The concept that everyone on these dating apps acknowledges that there are tons of potential partners out there inevitably leads to less focused attention on any given person. On a day where I wasn’t getting a lot of notifications or likes, I might turn to swiping just for something to do. After all, these apps are designed to be addictive. But more often than not, I found myself swiping left, and not because I’m as nit-picky as some of my friends, but because I realized I didn’t really want a relationship just yet. I didn’t want to really invest in meeting anyone from these apps. It dawned on me that selfishly, I wanted to know that guys were interested in me – that they found me attractive or liked whatever I’d put in my bio. Since people nowadays date differently, i.e. they don’t meet initially meet in person, it doesn’t always seem like anyone finds me interesting or pretty or whatever metric I’ve used in the past (despite my strong opinion that I don’t need validation from anyone else). In a way, it’s the thought that counts: someone somewhere out there likes you.

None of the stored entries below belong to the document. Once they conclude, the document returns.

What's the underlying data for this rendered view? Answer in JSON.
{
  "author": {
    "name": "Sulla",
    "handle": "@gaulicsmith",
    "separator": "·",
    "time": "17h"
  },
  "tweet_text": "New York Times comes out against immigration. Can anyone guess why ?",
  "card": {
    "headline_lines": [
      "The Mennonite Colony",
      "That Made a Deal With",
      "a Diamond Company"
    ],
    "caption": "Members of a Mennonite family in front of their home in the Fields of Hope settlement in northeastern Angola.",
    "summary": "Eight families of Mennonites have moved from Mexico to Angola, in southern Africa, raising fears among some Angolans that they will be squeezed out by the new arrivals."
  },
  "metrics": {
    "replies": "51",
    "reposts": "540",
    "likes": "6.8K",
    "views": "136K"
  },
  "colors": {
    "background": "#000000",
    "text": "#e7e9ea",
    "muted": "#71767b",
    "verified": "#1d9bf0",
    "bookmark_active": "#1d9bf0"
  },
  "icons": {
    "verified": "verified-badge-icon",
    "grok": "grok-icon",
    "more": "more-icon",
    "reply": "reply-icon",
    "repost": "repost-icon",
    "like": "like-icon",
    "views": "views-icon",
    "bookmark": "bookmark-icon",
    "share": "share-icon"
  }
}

I have to think that some of you reading this have felt the same way at some point in your dating app adventures, whether you actually go on dates or are just there to swipe. It’s something no one talks about, but is present. It’s the natural reaction to these apps; after all, they’re all about validation in one way or another, right? Validation in successfully finding a romantic partner, or validation in feeling wanted or attractive, and so on.
While it may seem like ‘everyone is doing it’ and downloading these apps, be assured that not everyone is really using them for what they’re intended for. Some people just aren’t ready to meet someone from an app, or they’re feeling a bit peer-pressured. Some people actively use the apps, and that’s wonderful for them. But finding love (or whatever type of relationship you’re looking for) is a personal journey, and you’re in the driver’s seat. Make your own decisions: if you want to use these apps, great, but if you don’t, that’s ok, too. Even if you download them but just swipe around and enjoy crafting your profile, do your thing. Embrace your own strategy to life, love, and the pursuit of the best right swipe. Or not.